During rotation, a new key can be added to puppet for a time, and
then the old one removed. Be sure to run puppet on the backup
servers to make sure they are updated.
Backups
=======
Off-site backups are made to two servers:
* ci-backup-rs-ord.openstack.org
* ci-backup-hp-az1.openstack.org
Puppet is used to perform the initial configuration of those machines,
but to protect them from unauthorized access in case access to the
puppet git repo is compromised, it is not run in agent or in cron mode
on them. Instead, it should be manually run when changes are made
that should be applied to the backup servers.
To start backing up a server, some commands need to be run manually on
both the backup server, and the server to be backed up. On the server
to be backed up::
ssh-keygen -t rsa -f /root/.ssh/id_rsa -N ""
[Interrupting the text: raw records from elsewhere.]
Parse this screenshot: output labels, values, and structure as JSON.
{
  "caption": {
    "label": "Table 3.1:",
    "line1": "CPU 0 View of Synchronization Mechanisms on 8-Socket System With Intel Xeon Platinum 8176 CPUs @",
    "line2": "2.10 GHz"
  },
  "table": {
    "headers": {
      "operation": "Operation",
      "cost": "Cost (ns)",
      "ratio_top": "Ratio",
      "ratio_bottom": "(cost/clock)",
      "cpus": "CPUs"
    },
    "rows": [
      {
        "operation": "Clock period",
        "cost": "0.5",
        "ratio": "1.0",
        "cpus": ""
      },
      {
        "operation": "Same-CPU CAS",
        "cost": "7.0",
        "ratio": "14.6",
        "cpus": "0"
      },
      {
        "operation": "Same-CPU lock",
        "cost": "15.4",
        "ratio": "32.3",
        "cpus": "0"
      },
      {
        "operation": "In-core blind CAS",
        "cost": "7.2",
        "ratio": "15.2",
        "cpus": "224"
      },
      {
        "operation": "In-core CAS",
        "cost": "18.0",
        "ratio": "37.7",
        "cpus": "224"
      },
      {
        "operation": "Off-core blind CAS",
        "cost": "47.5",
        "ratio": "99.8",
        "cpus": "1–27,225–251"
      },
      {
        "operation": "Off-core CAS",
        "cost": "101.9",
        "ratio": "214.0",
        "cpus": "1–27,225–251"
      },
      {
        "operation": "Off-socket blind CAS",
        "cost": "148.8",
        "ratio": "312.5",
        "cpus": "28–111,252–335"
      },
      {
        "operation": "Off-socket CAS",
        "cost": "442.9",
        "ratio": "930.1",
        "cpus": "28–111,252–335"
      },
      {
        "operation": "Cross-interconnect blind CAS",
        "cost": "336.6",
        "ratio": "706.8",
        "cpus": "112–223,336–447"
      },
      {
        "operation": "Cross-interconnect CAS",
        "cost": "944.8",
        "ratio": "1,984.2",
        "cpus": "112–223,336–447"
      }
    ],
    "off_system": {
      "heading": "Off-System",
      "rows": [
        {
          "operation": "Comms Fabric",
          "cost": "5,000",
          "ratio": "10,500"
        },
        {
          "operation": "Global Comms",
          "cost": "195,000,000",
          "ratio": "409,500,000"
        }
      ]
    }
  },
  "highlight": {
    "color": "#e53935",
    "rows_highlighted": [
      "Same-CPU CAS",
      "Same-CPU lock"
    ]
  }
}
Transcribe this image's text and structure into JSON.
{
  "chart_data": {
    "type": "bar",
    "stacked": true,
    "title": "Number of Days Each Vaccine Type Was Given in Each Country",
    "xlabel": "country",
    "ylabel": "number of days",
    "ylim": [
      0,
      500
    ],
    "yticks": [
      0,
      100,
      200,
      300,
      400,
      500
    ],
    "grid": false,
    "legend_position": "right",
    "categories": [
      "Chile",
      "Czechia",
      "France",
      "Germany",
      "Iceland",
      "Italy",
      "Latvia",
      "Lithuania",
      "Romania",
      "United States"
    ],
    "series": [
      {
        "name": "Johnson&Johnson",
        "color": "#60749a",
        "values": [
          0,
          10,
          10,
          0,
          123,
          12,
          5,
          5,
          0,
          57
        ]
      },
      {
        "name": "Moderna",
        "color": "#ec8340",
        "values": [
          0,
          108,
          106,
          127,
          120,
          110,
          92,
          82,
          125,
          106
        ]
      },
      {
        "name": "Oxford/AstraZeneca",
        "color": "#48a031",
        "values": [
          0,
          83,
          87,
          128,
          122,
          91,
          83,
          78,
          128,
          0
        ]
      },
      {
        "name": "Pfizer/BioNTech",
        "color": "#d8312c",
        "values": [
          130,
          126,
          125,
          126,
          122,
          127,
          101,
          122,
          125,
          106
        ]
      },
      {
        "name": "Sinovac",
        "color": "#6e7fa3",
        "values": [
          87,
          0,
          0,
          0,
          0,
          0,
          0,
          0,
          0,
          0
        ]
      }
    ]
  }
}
And then ''cat /root/.ssh/id_rsa.pub'' for use later.
On the backup servers::
sudo su -
BUPUSER=bup-<short-servername> # eg, bup-jenkins-dev
useradd -r $BUPUSER -s /bin/bash -m
cd /home/$BUPUSER
mkdir .ssh
cat >.ssh/authorized_keys
and add this to the authorized_keys file::
command="BUP_DEBUG=0 BUP_FORCE_TTY=3 bup server",no-port-forwarding,no-agent-forwarding,no-X11-forwarding,no-pty <ssh key from earlier>
Switching back to the server to be backed up, run::
ssh $BUPUSER@ci-backup-rs-ord.openstack.org
ssh $BUPUSER@ci-backup-hp-az1.openstack.org
And verify the host key. Add the "backup" class in puppet to the server
to be backed up.
GitHub Access
=============
To ensure that code review and testing are not bypassed in the public
Git repositories, only Gerrit will be permitted to commit code to
OpenStack repositories. Because GitHub always allows project
administrators to commit code, accounts that have access to manage the
GitHub projects necessarily will have commit access to the
repositories. Therefore, to avoid inadvertent commits to the public
repositories, unique administrative-only accounts must be used to
manage the OpenStack GitHub organization and projects. These accounts
will not be used to check out or commit code for any project.